Malik Faisal Akram, 44, was killed by the FBI after holding four hostages at gunpoint inside Congregation Beth Israel synagogue in Colleyville, Texas, on Saturday (January 15).
As the tense standoff unfolded in Texas in the early hours of Sunday morning, the Akram family in Blackburn were visited by police and taken to Greenbank station where they were told of the shocking incident involving their son.
Huddled in the incident room at Greenbank, the family learned that 44-year-old Malik had infiltrated a synagogue during Shabbat services and had captured four hostages while armed with a pistol.
Mr Akram's brother Gulbar said his family spent hours speaking to him over the phone from the police station in Blackburn, where they urged him to surrender to US law enforcement.
But Gulbar said his family's desperate pleas went unheeded and "there was nothing we could have said to him or done that would have convinced him to surrender".
All of the hostages were later released without injury before FBI agents entered the building and suspect Malik was shot and killed in a firefight.
In statement posted on the Blackburn Muslim Community Facebook page, his brother said: "Salaam family and friends, it is with great sadness I will confirm my brother Faisal passed away in Texas, USA this morning.
"We are absolutely devastated as a family.
"We can't say much now as there is an ongoing FBI investigation.
"We would like to say that we as a family do not condone any of his actions and would like to sincerely apologise wholeheartedly to all the victims involved in the unfortunate incident.
"Sitting in the incident room last night at Greenbank until the early hours liaising with Faisal, the negotiators, FBI etc and although my brother was suffering from mental health issues we were confident that he would not harm the hostages.
"At around 3am the first person was released then an hour later he released the other 3 people through the fire door unharmed.
"A few minutes later a firefight was taking place and he was shot and killed.

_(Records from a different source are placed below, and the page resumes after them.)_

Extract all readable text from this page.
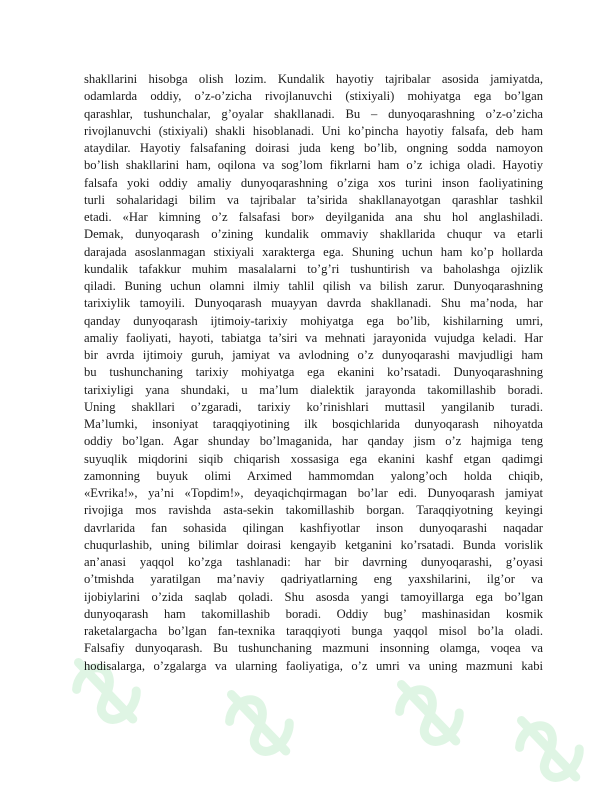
shakllarini hisobga olish lozim. Kundalik hayotiy tajribalar asosida jamiyatda,
odamlarda oddiy, o’z-o’zicha rivojlanuvchi (stixiyali) mohiyatga ega bo’lgan
qarashlar, tushunchalar, g’oyalar shakllanadi. Bu – dunyoqarashning o’z-o’zicha
rivojlanuvchi (stixiyali) shakli hisoblanadi. Uni ko’pincha hayotiy falsafa, deb ham
ataydilar. Hayotiy falsafaning doirasi juda keng bo’lib, ongning sodda namoyon
bo’lish shakllarini ham, oqilona va sog’lom fikrlarni ham o’z ichiga oladi. Hayotiy
falsafa yoki oddiy amaliy dunyoqarashning o’ziga xos turini inson faoliyatining
turli sohalaridagi bilim va tajribalar ta’sirida shakllanayotgan qarashlar tashkil
etadi. «Har kimning o’z falsafasi bor» deyilganida ana shu hol anglashiladi.
Demak, dunyoqarash o’zining kundalik ommaviy shakllarida chuqur va etarli
darajada asoslanmagan stixiyali xarakterga ega. Shuning uchun ham ko’p hollarda
kundalik tafakkur muhim masalalarni to’g’ri tushuntirish va baholashga ojizlik
qiladi. Buning uchun olamni ilmiy tahlil qilish va bilish zarur. Dunyoqarashning
tarixiylik tamoyili. Dunyoqarash muayyan davrda shakllanadi. Shu ma’noda, har
qanday dunyoqarash ijtimoiy-tarixiy mohiyatga ega bo’lib, kishilarning umri,
amaliy faoliyati, hayoti, tabiatga ta’siri va mehnati jarayonida vujudga keladi. Har
bir avrda ijtimoiy guruh, jamiyat va avlodning o’z dunyoqarashi mavjudligi ham
bu tushunchaning tarixiy mohiyatga ega ekanini ko’rsatadi. Dunyoqarashning
tarixiyligi yana shundaki, u ma’lum dialektik jarayonda takomillashib boradi.
Uning shakllari o’zgaradi, tarixiy ko’rinishlari muttasil yangilanib turadi.
Ma’lumki, insoniyat taraqqiyotining ilk bosqichlarida dunyoqarash nihoyatda
oddiy bo’lgan. Agar shunday bo’lmaganida, har qanday jism o’z hajmiga teng
suyuqlik miqdorini siqib chiqarish xossasiga ega ekanini kashf etgan qadimgi
zamonning buyuk olimi Arximed hammomdan yalong’och holda chiqib,
«Evrika!», ya’ni «Topdim!», deyaqichqirmagan bo’lar edi. Dunyoqarash jamiyat
rivojiga mos ravishda asta-sekin takomillashib borgan. Taraqqiyotning keyingi
davrlarida fan sohasida qilingan kashfiyotlar inson dunyoqarashi naqadar
chuqurlashib, uning bilimlar doirasi kengayib ketganini ko’rsatadi. Bunda vorislik
an’anasi yaqqol ko’zga tashlanadi: har bir davrning dunyoqarashi, g’oyasi
o’tmishda yaratilgan ma’naviy qadriyatlarning eng yaxshilarini, ilg’or va
ijobiylarini o’zida saqlab qoladi. Shu asosda yangi tamoyillarga ega bo’lgan
dunyoqarash ham takomillashib boradi. Oddiy bug’ mashinasidan kosmik
raketalargacha bo’lgan fan-texnika taraqqiyoti bunga yaqqol misol bo’la oladi.
Falsafiy dunyoqarash. Bu tushunchaning mazmuni insonning olamga, voqea va
hodisalarga, o’zgalarga va ularning faoliyatiga, o’z umri va uning mazmuni kabi
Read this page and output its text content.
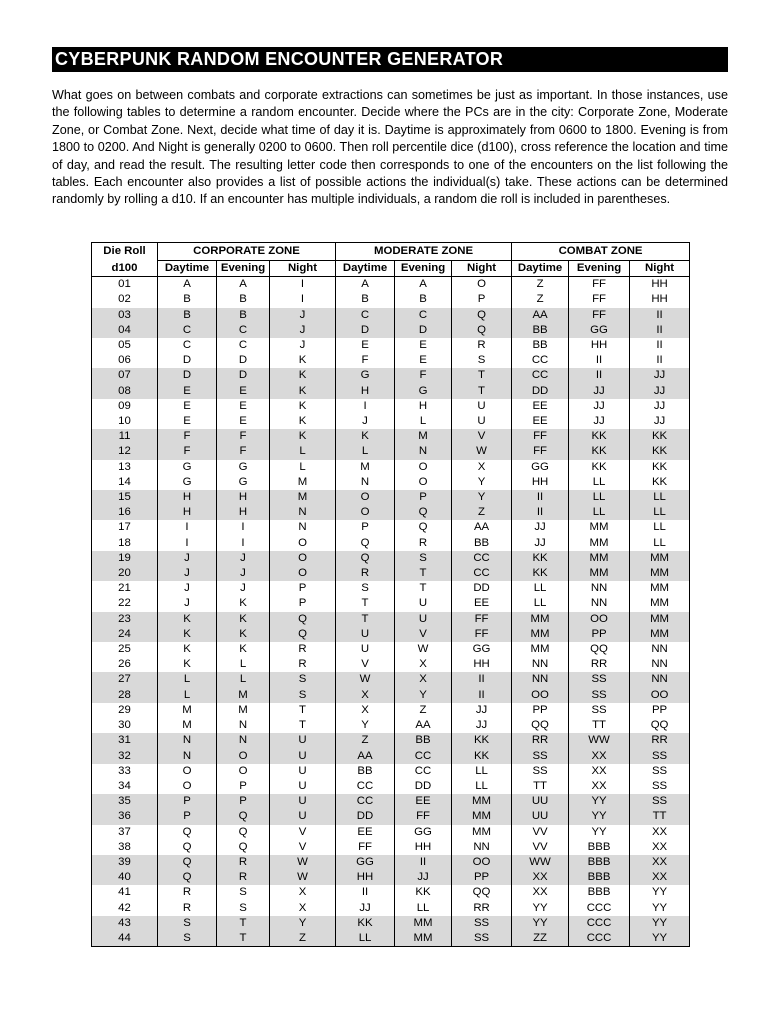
CYBERPUNK RANDOM ENCOUNTER GENERATOR

What goes on between combats and corporate extractions can sometimes be just as important. In those instances, use the following tables to determine a random encounter. Decide where the PCs are in the city: Corporate Zone, Moderate Zone, or Combat Zone. Next, decide what time of day it is. Daytime is approximately from 0600 to 1800. Evening is from 1800 to 0200. And Night is generally 0200 to 0600. Then roll percentile dice (d100), cross reference the location and time of day, and read the result. The resulting letter code then corresponds to one of the encounters on the list following the tables. Each encounter also provides a list of possible actions the individual(s) take. These actions can be determined randomly by rolling a d10. If an encounter has multiple individuals, a random die roll is included in parentheses.

Die Roll	CORPORATE ZONE			MODERATE ZONE			COMBAT ZONE		
d100	Daytime	Evening	Night	Daytime	Evening	Night	Daytime	Evening	Night
01	A	A	I	A	A	O	Z	FF	HH
02	B	B	I	B	B	P	Z	FF	HH
03	B	B	J	C	C	Q	AA	FF	II
04	C	C	J	D	D	Q	BB	GG	II
05	C	C	J	E	E	R	BB	HH	II
06	D	D	K	F	E	S	CC	II	II
07	D	D	K	G	F	T	CC	II	JJ
08	E	E	K	H	G	T	DD	JJ	JJ
09	E	E	K	I	H	U	EE	JJ	JJ
10	E	E	K	J	L	U	EE	JJ	JJ
11	F	F	K	K	M	V	FF	KK	KK
12	F	F	L	L	N	W	FF	KK	KK
13	G	G	L	M	O	X	GG	KK	KK
14	G	G	M	N	O	Y	HH	LL	KK
15	H	H	M	O	P	Y	II	LL	LL
16	H	H	N	O	Q	Z	II	LL	LL
17	I	I	N	P	Q	AA	JJ	MM	LL
18	I	I	O	Q	R	BB	JJ	MM	LL
19	J	J	O	Q	S	CC	KK	MM	MM
20	J	J	O	R	T	CC	KK	MM	MM
21	J	J	P	S	T	DD	LL	NN	MM
22	J	K	P	T	U	EE	LL	NN	MM
23	K	K	Q	T	U	FF	MM	OO	MM
24	K	K	Q	U	V	FF	MM	PP	MM
25	K	K	R	U	W	GG	MM	QQ	NN
26	K	L	R	V	X	HH	NN	RR	NN
27	L	L	S	W	X	II	NN	SS	NN
28	L	M	S	X	Y	II	OO	SS	OO
29	M	M	T	X	Z	JJ	PP	SS	PP
30	M	N	T	Y	AA	JJ	QQ	TT	QQ
31	N	N	U	Z	BB	KK	RR	WW	RR
32	N	O	U	AA	CC	KK	SS	XX	SS
33	O	O	U	BB	CC	LL	SS	XX	SS
34	O	P	U	CC	DD	LL	TT	XX	SS
35	P	P	U	CC	EE	MM	UU	YY	SS
36	P	Q	U	DD	FF	MM	UU	YY	TT
37	Q	Q	V	EE	GG	MM	VV	YY	XX
38	Q	Q	V	FF	HH	NN	VV	BBB	XX
39	Q	R	W	GG	II	OO	WW	BBB	XX
40	Q	R	W	HH	JJ	PP	XX	BBB	XX
41	R	S	X	II	KK	QQ	XX	BBB	YY
42	R	S	X	JJ	LL	RR	YY	CCC	YY
43	S	T	Y	KK	MM	SS	YY	CCC	YY
44	S	T	Z	LL	MM	SS	ZZ	CCC	YY
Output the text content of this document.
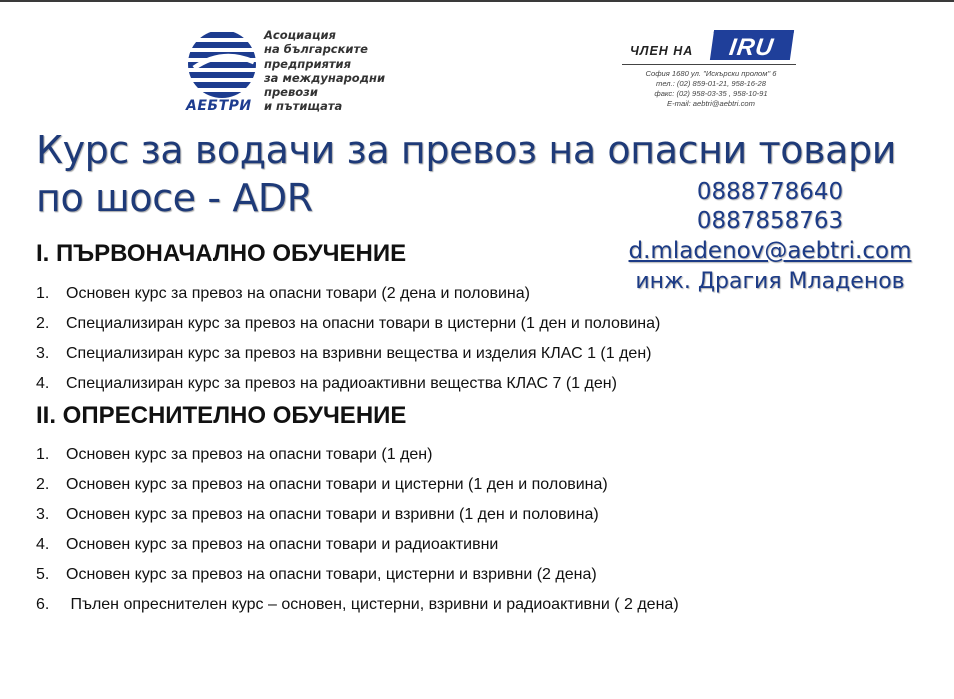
АЕБТРИ
Асоциация
на българските
предприятия
за международни
превози
и пътищата
ЧЛЕН НА	IRU
София 1680 ул. "Искърски пролом" 6
тел.: (02) 859-01-21, 958-16-28
факс: (02) 958-03-35 , 958-10-91
E-mail: aebtri@aebtri.com
Курс за водачи за превоз на опасни товари
по шосе - ADR	0888778640
0887858763
d.mladenov@aebtri.com
инж. Драгия Младенов
I. ПЪРВОНАЧАЛНО ОБУЧЕНИЕ
1. Основен курс за превоз на опасни товари (2 дена и половина)
2. Специализиран курс за превоз на опасни товари в цистерни (1 ден и половина)
3. Специализиран курс за превоз на взривни вещества и изделия КЛАС 1 (1 ден)
4. Специализиран курс за превоз на радиоактивни вещества КЛАС 7 (1 ден)
II. ОПРЕСНИТЕЛНО ОБУЧЕНИЕ
1. Основен курс за превоз на опасни товари (1 ден)
2. Основен курс за превоз на опасни товари и цистерни (1 ден и половина)
3. Основен курс за превоз на опасни товари и взривни (1 ден и половина)
4. Основен курс за превоз на опасни товари и радиоактивни
5. Основен курс за превоз на опасни товари, цистерни и взривни (2 дена)
6. Пълен опреснителен курс – основен, цистерни, взривни и радиоактивни ( 2 дена)
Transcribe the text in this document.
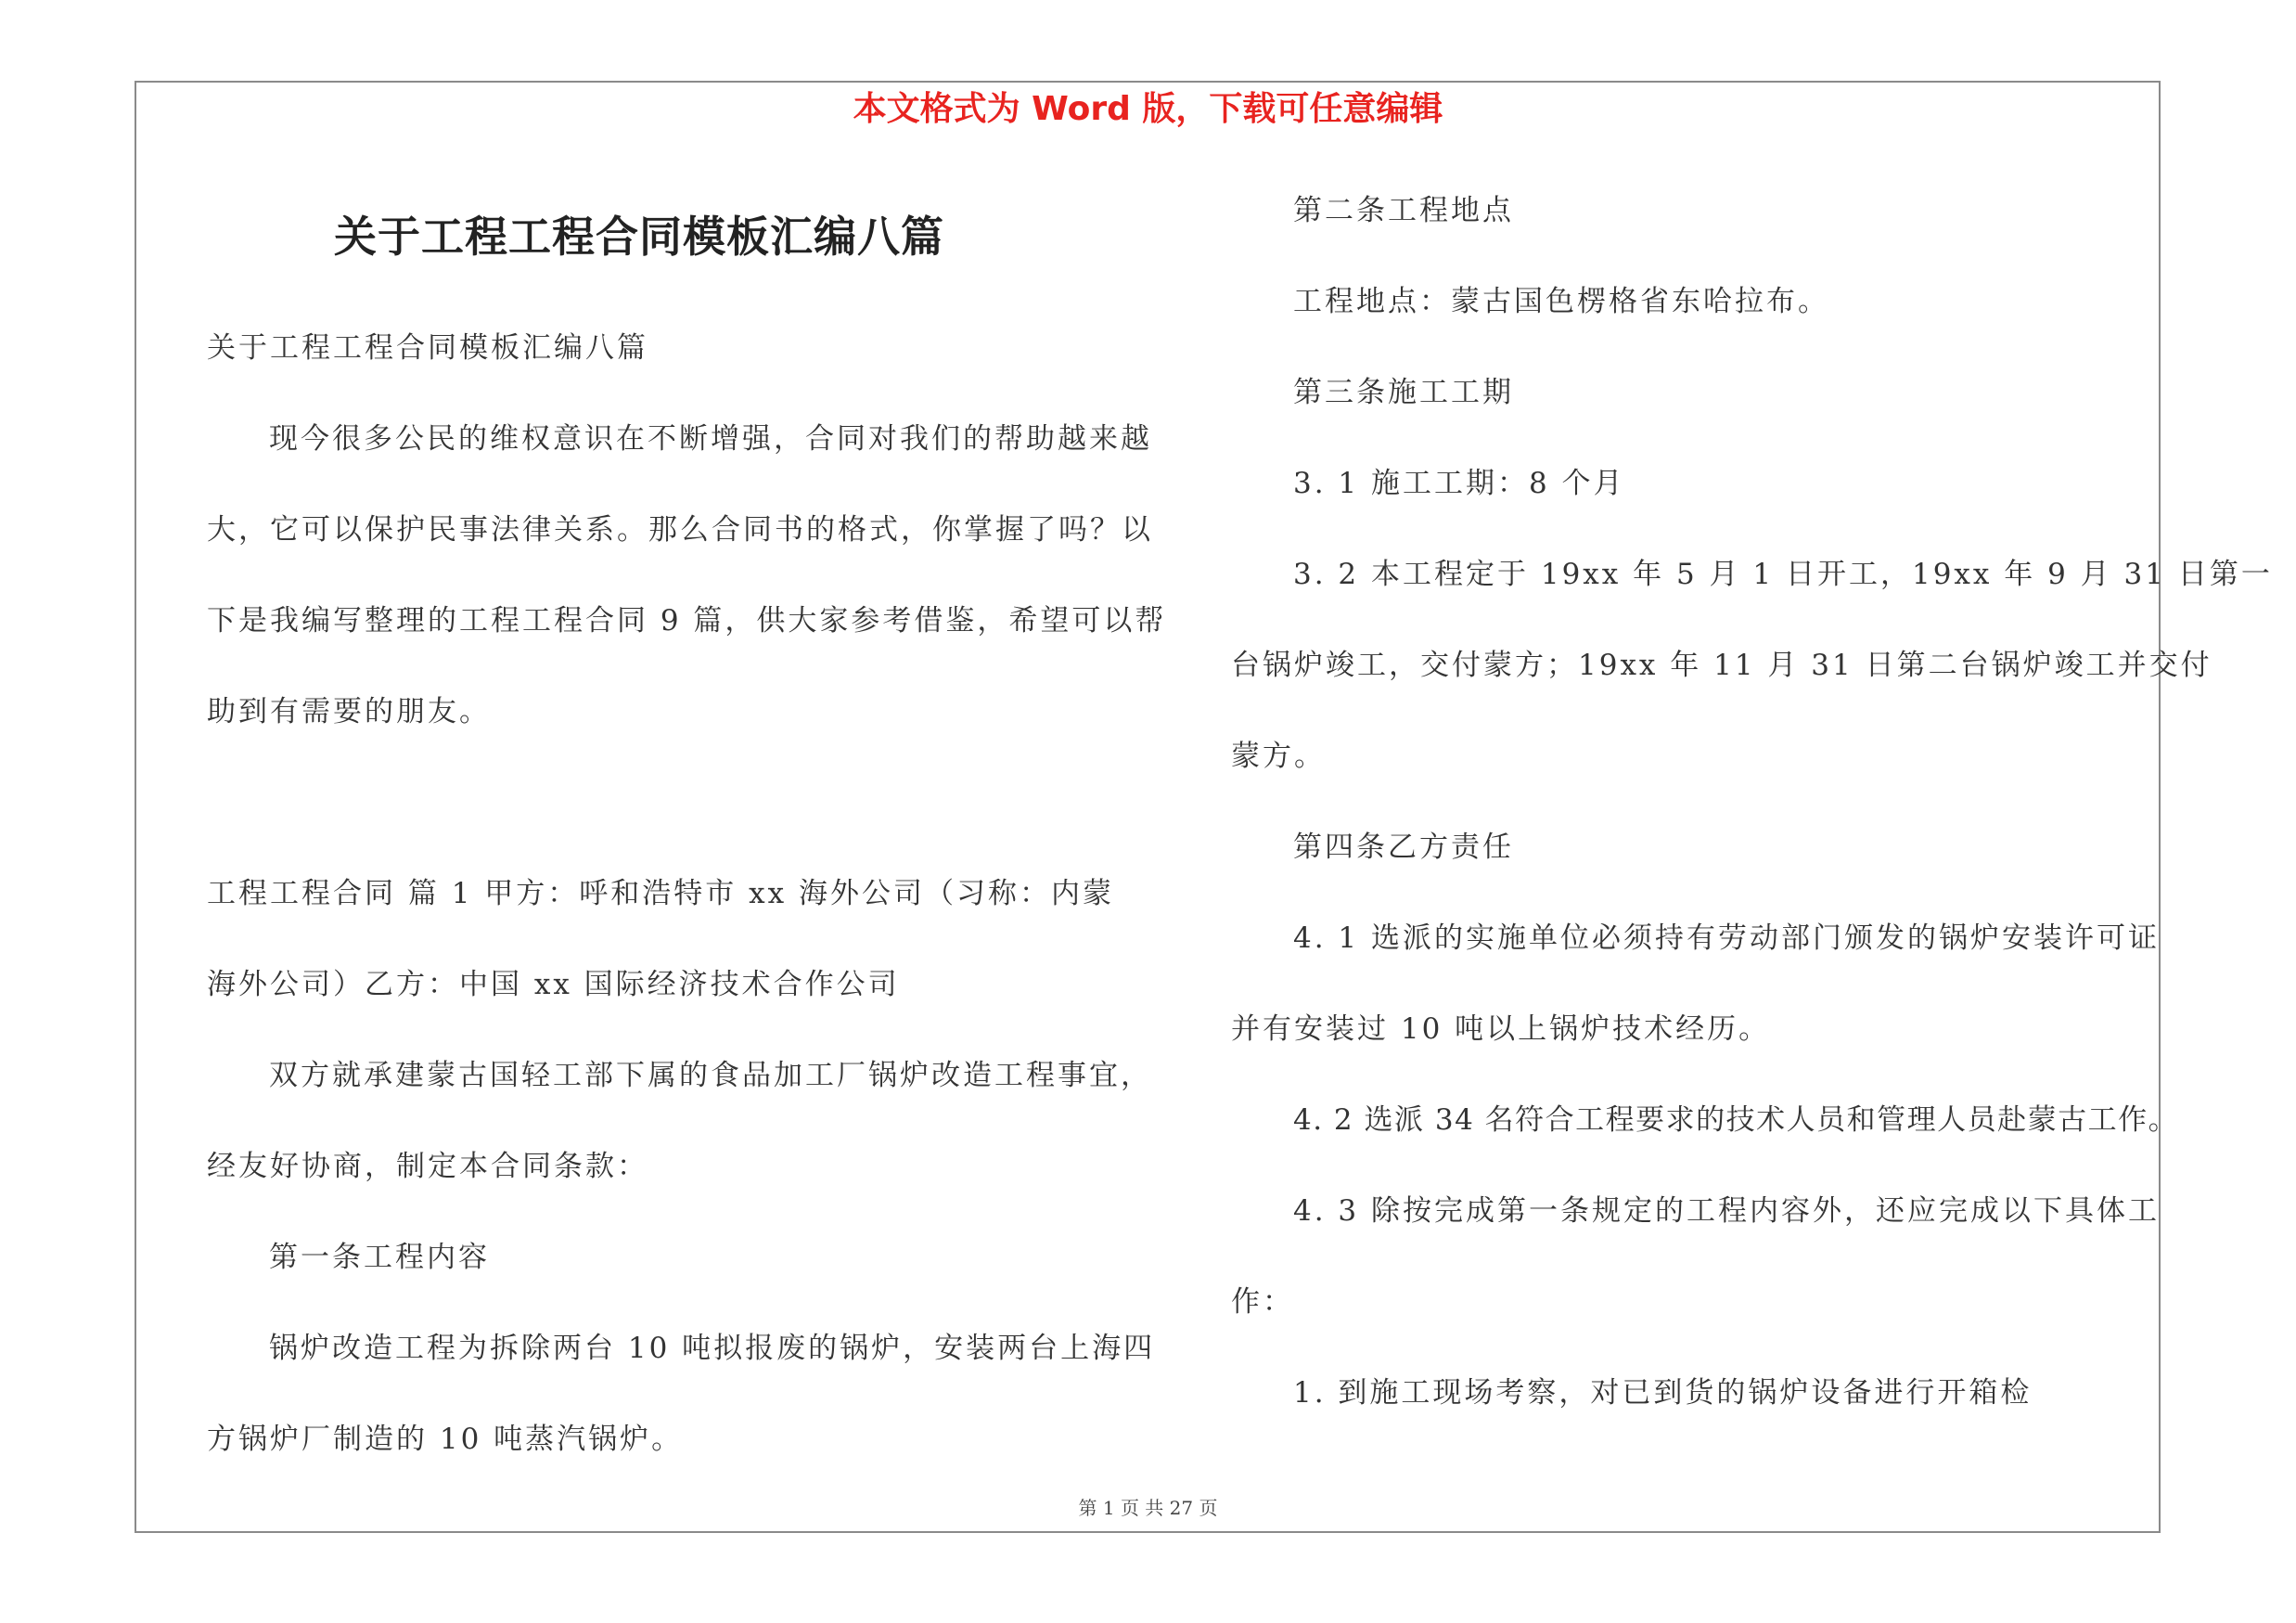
本文格式为 Word 版，下载可任意编辑
关于工程工程合同模板汇编八篇
关于工程工程合同模板汇编八篇
现今很多公民的维权意识在不断增强，合同对我们的帮助越来越
大，它可以保护民事法律关系。那么合同书的格式，你掌握了吗？以
下是我编写整理的工程工程合同 9 篇，供大家参考借鉴，希望可以帮
助到有需要的朋友。
工程工程合同 篇 1 甲方：呼和浩特市 xx 海外公司（习称：内蒙
海外公司）乙方：中国 xx 国际经济技术合作公司
双方就承建蒙古国轻工部下属的食品加工厂锅炉改造工程事宜，
经友好协商，制定本合同条款：
第一条工程内容
锅炉改造工程为拆除两台 10 吨拟报废的锅炉，安装两台上海四
方锅炉厂制造的 10 吨蒸汽锅炉。
第二条工程地点
工程地点：蒙古国色楞格省东哈拉布。
第三条施工工期
3. 1 施工工期：8 个月
3. 2 本工程定于 19xx 年 5 月 1 日开工，19xx 年 9 月 31 日第一
台锅炉竣工，交付蒙方；19xx 年 11 月 31 日第二台锅炉竣工并交付
蒙方。
第四条乙方责任
4. 1 选派的实施单位必须持有劳动部门颁发的锅炉安装许可证
并有安装过 10 吨以上锅炉技术经历。
4. 2 选派 34 名符合工程要求的技术人员和管理人员赴蒙古工作。
4. 3 除按完成第一条规定的工程内容外，还应完成以下具体工
作：
1. 到施工现场考察，对已到货的锅炉设备进行开箱检
第 1 页 共 27 页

There was nothing we could have said to him or done that would have convinced him to surrender.
"The FBI are due to fly into the UK later today so we don't have much else to share at the moment.
"Obviously our priority will be to get him back to the UK for his funeral prayers although we have been warned it could take weeks."
Part of the siege was live-streamed on Facebook before being shut down, with Akram heard calling for the release of Aafia Siddiqui, a Pakistani neuroscientist suspected of having ties to al Qaeda.
She was convicted of trying to kill US military officers while in custody in Afghanistan.
Counter terrorism police in the North West said it is assisting the FBI with their investigation, with officers arresting two teenagers in south Manchester yesterday (Sunday, January 16).
Assistant Chief Constable Dominic Scally said: "Police forces in the region will continue to liaise with their local communities, including the Jewish community, and will put in place any necessary measures to provide reassurance to them.
"We continue to urge the public to report anything that might be linked to terrorism to police, by calling the Anti-Terrorist Hotline on 0800 789 321 – your call could save lives."